Dann das Verständnis von Zeit. Unser intuitives Verständnis von Zeit ist grundlegend falsch, das wissen wir und das ist auch bewiesen. Der lineare Zeitablauf wie wir ihn erleben ist eine funktionale Projektion unseres Bewusstseins, eine Illusion die dem wahren Wesen von Zeit widerspricht, wie dieses Wesen insgesamt ausschaut wissen wir nicht in Gänze, aber was wir mit Sicherheit wissen ist eben, unser intuitives Verständnis ist falsch. Doch, auch wenn das Gedankenspiel eines nonlinearen Bewusstseins erstmal nicht durch die Scienceprüfung rauscht, stellt sich dennoch die Frage nach der Ausführung dieses Gedankenspiels.

Und da hat mich Arrival erstmal ziemlich enttäuscht, denn genau in dieser Ausführung sah ich initial eine recht einfache Problematik, konnte im Film aber nicht ausmachen dass diese irgendwie gelöst oder auch nur behandelt wird. Auch wenn unser Verständnis von Zeit falsch ist, kommt man nicht drumherum festzustellen dass unser Bewusstsein in der Zeit in einem Körper verankert ist. Ein Problem das selbst ein Quatschfilm wie Butterfly-Effect nicht ignoriert hat, Stichwort Nasenbluten.

Wenn unsere Heldin also zu einem Bewusstsein mit nonlinearer Erlebniswelt gelangt, dann stellt sich in erster Linie die Frage was denn bitte dieses Bewusstsein sein soll das da lustig durch die Weltgeschichte hoppelt. Wie bitte soll das funktionieren dass zwei zeitlich getrennte Bewusstseinszustände miteinander verbunden sind, was ist das Transportvehikel was irgendeine Form von Austausch dieser Zustände ermöglicht, wenn doch der Bewusstseinsträger, also der Körper, fest in der Zeit verankert ist. Ein Engel? Ein ätherisches Wesen? Die Seele? Was soll das sein, wie soll das funktionieren?
Hier kippte der Film für mich von einem stichhaltigen Sci-Fi-Szenario ohne Vorwarnung und ziemlich abrupt und knallhart in das Genre Sci-Fi-Märchen. Auf einen Schlag wurde Star Trek zu Star Wars, und ich nahm dem Film diesen Bruch echt krumm und war davon ziemlich angenervt.
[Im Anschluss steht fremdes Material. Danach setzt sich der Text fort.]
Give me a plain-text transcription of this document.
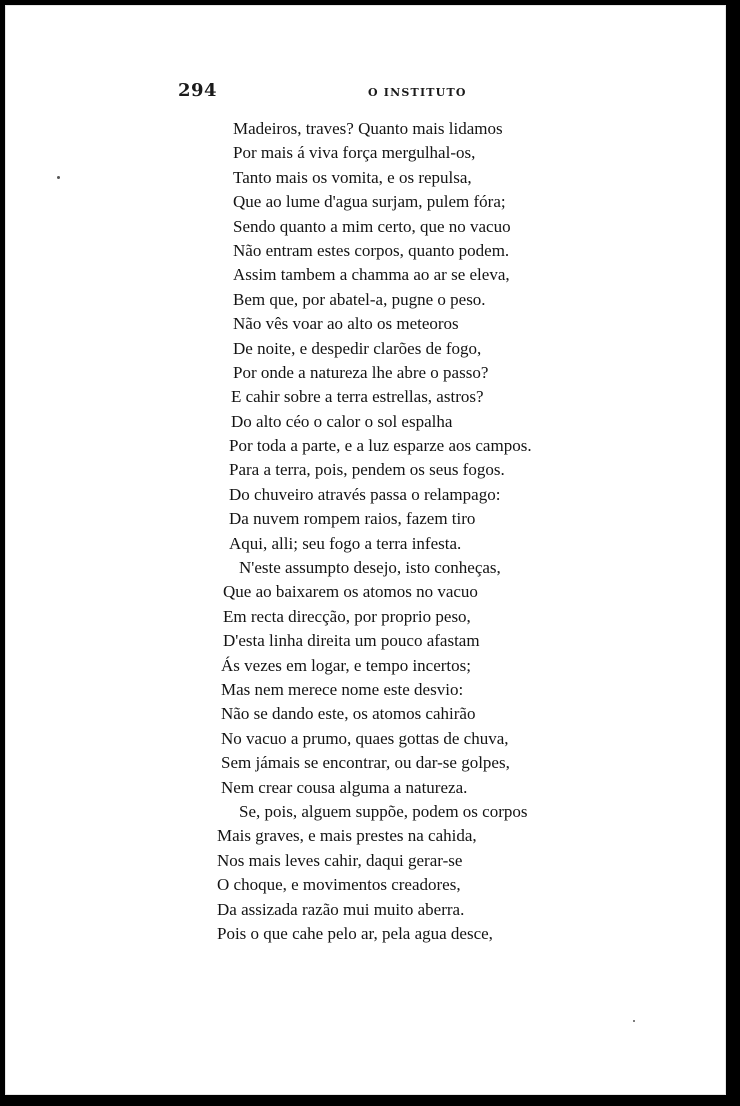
294	O INSTITUTO
Madeiros, traves? Quanto mais lidamos
Por mais á viva força mergulhal-os,
Tanto mais os vomita, e os repulsa,
Que ao lume d'agua surjam, pulem fóra;
Sendo quanto a mim certo, que no vacuo
Não entram estes corpos, quanto podem.
Assim tambem a chamma ao ar se eleva,
Bem que, por abatel-a, pugne o peso.
Não vês voar ao alto os meteoros
De noite, e despedir clarões de fogo,
Por onde a natureza lhe abre o passo?
E cahir sobre a terra estrellas, astros?
Do alto céo o calor o sol espalha
Por toda a parte, e a luz esparze aos campos.
Para a terra, pois, pendem os seus fogos.
Do chuveiro através passa o relampago:
Da nuvem rompem raios, fazem tiro
Aqui, alli; seu fogo a terra infesta.
N'este assumpto desejo, isto conheças,
Que ao baixarem os atomos no vacuo
Em recta direcção, por proprio peso,
D'esta linha direita um pouco afastam
Ás vezes em logar, e tempo incertos;
Mas nem merece nome este desvio:
Não se dando este, os atomos cahirão
No vacuo a prumo, quaes gottas de chuva,
Sem jámais se encontrar, ou dar-se golpes,
Nem crear cousa alguma a natureza.
Se, pois, alguem suppõe, podem os corpos
Mais graves, e mais prestes na cahida,
Nos mais leves cahir, daqui gerar-se
O choque, e movimentos creadores,
Da assizada razão mui muito aberra.
Pois o que cahe pelo ar, pela agua desce,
Da ich den Film in so gut wie allen anderen Aspekten großartig fand, hab ich versucht das irgendwie für mich zu retten, und irgendeinen Ansatz zu finden der diesen Esoterikscheiß rausbekommt, und kam für mich zum Schluss dass eventuell eine Art Parallelprocessing im Kopf ein Lösungsansatz darstellen könnte, also dass es gar keinen Bewusstseinssprung gibt, sondern eine Simulation von einem zukünftigen Zustand. Eine Simulation zu der wir ja auch im Stande sind, wenn wir Entscheidungen treffen, dann wägen wir ja auch die Konsequenzen ab, also etwas in der Art, nur auf einem unendlich komplexeren Niveau. Hat dann zwar immer noch das Problem des extrem limitierten Wahrnehmungsraums der eine solche Simulation eigentlich nicht auf einem solch komplexen Niveau zulässt, aber da bin ich dann schon eher geneigt die suspension of disbelief zu zünden, als bei einem lustigen Hoppelhasen der sich mal eben Infos aus der Zukunft abholt.

Was macht da eigentlich das Buch, stellt es sich dieser Problematik, oder vermeidet es vielleicht gar sich dieser im Gegensatz zum Film überhaupt auszusetzen?

>"Arrival" ist ein Beinahe-Kammerspiel, das eine existenzielle Frage unseres Lebens behandelt in erzählerisch außergewöhnlicher und audiovisuell meisterhafter Form.

Vielleicht magst du ja was zu deinem Verständnis vom Film schreiben, ich würde es jedenfalls lesen.